Er worden moorden gepleegd op de dorpsvoorzitter en de voorzitter van een boeren vereniging. Oekraïners worden aangespoord om Polen schade aan te brengen, zoals boerderijen in brand steken.
De haat begon te groeien.
Kinderen zijn altijd de beste barometer van de sfeer thuis, eerder of later brengen ze het naar buiten.
“Een Oekrainse buurmeijse spuugde in het gezicht van haar Poolse leeftijdgenote, en ze zei spottend tegen haar ‘jij Poolse'”.(13)
Een effectief nationalistisch beleid op die momenten was onmogelijk.
Rol van de Grieks-Katholieke kerk
“Oekraïense soldaten voeren een strijd, die onverenigbaar is met de humanitaire beginselen en gebruiken van het internationaal recht.
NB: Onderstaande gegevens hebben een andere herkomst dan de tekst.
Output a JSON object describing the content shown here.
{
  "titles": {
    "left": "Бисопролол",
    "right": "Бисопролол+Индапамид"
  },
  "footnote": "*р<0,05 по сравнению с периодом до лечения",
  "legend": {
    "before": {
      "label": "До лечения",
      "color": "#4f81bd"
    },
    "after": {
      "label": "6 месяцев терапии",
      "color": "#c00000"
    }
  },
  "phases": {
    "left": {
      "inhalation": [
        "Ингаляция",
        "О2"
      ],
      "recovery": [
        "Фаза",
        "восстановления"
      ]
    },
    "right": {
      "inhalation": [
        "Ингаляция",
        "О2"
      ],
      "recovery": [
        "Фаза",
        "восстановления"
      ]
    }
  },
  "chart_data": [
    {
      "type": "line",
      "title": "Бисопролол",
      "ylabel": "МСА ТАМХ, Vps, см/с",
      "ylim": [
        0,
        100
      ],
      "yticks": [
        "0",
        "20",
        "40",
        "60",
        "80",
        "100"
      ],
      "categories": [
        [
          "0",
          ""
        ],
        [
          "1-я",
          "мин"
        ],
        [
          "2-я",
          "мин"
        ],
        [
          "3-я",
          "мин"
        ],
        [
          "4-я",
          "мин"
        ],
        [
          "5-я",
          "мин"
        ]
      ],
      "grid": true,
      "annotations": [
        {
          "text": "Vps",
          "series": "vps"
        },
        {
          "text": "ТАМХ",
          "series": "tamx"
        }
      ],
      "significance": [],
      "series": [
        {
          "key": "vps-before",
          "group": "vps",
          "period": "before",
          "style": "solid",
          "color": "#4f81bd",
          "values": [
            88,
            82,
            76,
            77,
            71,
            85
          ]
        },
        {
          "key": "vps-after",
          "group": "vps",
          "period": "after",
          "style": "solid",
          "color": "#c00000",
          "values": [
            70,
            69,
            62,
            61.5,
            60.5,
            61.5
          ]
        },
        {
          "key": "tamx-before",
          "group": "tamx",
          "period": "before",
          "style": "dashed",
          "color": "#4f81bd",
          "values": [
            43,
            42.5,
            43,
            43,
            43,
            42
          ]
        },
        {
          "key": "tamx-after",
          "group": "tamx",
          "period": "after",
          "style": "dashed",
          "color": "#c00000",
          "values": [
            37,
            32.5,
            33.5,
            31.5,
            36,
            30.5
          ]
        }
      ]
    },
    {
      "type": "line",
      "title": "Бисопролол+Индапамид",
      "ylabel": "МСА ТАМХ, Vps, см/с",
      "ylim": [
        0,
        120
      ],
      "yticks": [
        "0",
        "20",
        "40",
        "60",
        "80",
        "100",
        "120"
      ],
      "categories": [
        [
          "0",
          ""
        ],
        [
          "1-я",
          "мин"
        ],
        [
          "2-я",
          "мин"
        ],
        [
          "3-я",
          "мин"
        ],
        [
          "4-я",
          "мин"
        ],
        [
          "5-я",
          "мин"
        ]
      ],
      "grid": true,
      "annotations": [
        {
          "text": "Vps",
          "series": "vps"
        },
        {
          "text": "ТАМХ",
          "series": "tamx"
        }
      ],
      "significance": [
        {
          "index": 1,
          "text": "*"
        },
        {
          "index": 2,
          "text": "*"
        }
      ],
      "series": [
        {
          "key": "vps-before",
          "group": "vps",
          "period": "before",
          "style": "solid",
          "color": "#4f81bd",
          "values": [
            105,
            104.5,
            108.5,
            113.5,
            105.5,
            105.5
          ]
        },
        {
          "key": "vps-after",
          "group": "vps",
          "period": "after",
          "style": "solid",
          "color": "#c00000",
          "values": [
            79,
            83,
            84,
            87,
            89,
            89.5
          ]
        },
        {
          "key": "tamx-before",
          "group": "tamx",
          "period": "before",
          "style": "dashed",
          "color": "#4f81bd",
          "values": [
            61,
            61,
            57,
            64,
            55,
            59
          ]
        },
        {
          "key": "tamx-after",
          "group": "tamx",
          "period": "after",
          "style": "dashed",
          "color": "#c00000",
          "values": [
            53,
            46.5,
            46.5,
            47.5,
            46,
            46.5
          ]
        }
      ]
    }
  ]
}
Met wreedheid behandelen ze hun tegenstanders en burgers” – schreef de aartsbisschop van Lwów, Józef Bilczewski.
De aartsbisschop appelleerde in zijn brieven aan de Grieks-katholieke metropoliet van Lwów, Andrzej Szeptycki om dit te stoppen. Hij gaf veel voorbeelden van de Oekraïense misdaden tegen de katholieke kerk, zijn volgelingen en in het algemeen tegen Polen.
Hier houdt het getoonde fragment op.